Je ne répondrai pas à « Tissekheren », car je ne m’adresse jamais aux pseudos ni aux cagoulés. Mais, regardant Jacqueline et Maurice Freund, je suis gêné envers eux que nous soyons amalgamés au camp des hypocrites qui, « sous couvert d’un discours amoureux piétinent les populations du nord-Mali ».
Personnellement, j’ai pu payer de mon engagement en étant durement sanctionné par la Françafrique au temps du Sdece de M. Foccard.

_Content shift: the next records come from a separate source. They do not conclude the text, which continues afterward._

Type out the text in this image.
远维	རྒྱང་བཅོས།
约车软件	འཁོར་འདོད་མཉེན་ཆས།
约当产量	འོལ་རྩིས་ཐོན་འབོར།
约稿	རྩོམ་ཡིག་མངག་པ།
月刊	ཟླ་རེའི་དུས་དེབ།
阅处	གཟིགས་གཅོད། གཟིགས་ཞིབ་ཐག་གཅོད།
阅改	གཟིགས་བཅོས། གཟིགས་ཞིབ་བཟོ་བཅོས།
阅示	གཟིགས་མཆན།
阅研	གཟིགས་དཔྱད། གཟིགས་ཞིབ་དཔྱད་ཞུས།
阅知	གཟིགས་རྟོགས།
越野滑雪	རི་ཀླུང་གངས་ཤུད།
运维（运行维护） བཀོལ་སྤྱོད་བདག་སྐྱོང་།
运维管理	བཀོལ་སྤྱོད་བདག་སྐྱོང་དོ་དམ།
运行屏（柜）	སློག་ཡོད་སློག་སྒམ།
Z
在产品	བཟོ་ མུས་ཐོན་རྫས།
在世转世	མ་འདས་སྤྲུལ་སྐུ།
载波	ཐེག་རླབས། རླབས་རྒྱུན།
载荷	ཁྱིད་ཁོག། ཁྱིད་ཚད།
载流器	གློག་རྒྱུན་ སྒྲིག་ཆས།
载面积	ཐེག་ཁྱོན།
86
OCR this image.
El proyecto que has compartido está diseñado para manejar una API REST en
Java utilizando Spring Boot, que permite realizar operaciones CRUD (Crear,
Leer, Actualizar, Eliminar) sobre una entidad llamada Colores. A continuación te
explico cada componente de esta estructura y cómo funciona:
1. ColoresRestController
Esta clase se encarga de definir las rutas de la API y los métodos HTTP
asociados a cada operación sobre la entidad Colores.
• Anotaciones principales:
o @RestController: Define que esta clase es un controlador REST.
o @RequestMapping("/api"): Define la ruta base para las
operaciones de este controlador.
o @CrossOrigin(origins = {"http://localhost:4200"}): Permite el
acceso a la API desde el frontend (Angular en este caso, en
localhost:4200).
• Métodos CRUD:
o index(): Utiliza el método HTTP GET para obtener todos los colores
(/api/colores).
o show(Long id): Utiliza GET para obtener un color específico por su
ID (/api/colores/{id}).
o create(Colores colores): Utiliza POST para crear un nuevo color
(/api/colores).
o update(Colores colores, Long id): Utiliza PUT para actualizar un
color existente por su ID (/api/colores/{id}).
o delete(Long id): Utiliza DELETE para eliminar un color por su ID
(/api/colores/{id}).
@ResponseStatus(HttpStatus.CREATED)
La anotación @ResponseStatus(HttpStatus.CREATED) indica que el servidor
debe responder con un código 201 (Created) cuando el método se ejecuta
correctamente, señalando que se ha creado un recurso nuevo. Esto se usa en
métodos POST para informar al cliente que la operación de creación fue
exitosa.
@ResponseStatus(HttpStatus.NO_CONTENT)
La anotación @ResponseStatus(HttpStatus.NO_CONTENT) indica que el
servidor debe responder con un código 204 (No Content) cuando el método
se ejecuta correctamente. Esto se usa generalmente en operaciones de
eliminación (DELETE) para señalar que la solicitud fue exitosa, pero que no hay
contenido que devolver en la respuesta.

Médaille en chocolat d’un ancien combattant…
Entre nous,l’heure devrait être à la lucidité, et non au jeu de ping pong et à la repentance.
Revenons à la franchise positive autour de notre « thé web » judicieusement proposé par notre hôtesse Jacqueline.

Timetrine, photo J.Dupuis

 

1 commentaire pour Coups de gueules…

  • AG AZAMANE

    J’avais saisi une réponse peu amène – qui n’est pas partie suite à la perte de ma connexion par clé USB MaliTel dans la périphérie Sud – ouest de Bamako – à la gifle magistrale infligée par Tissekeren, le pseudo enturbane (de 5m de Chachi-Boukar) à nos « amis(ies) français amoureux moins du Grand Nord Mali  » sali par la Tachoumara n’Takaraket, que de la touareguiculture salie par des ignares qui se foutent de la Toumast n’Tamouchagha-Tahoulessa, comportement identitaire (achak) qui interdit aux touareg d’insurger nos amis Ikoufar qui nous aiment pour ce que nous étions, au beau temps d’antan.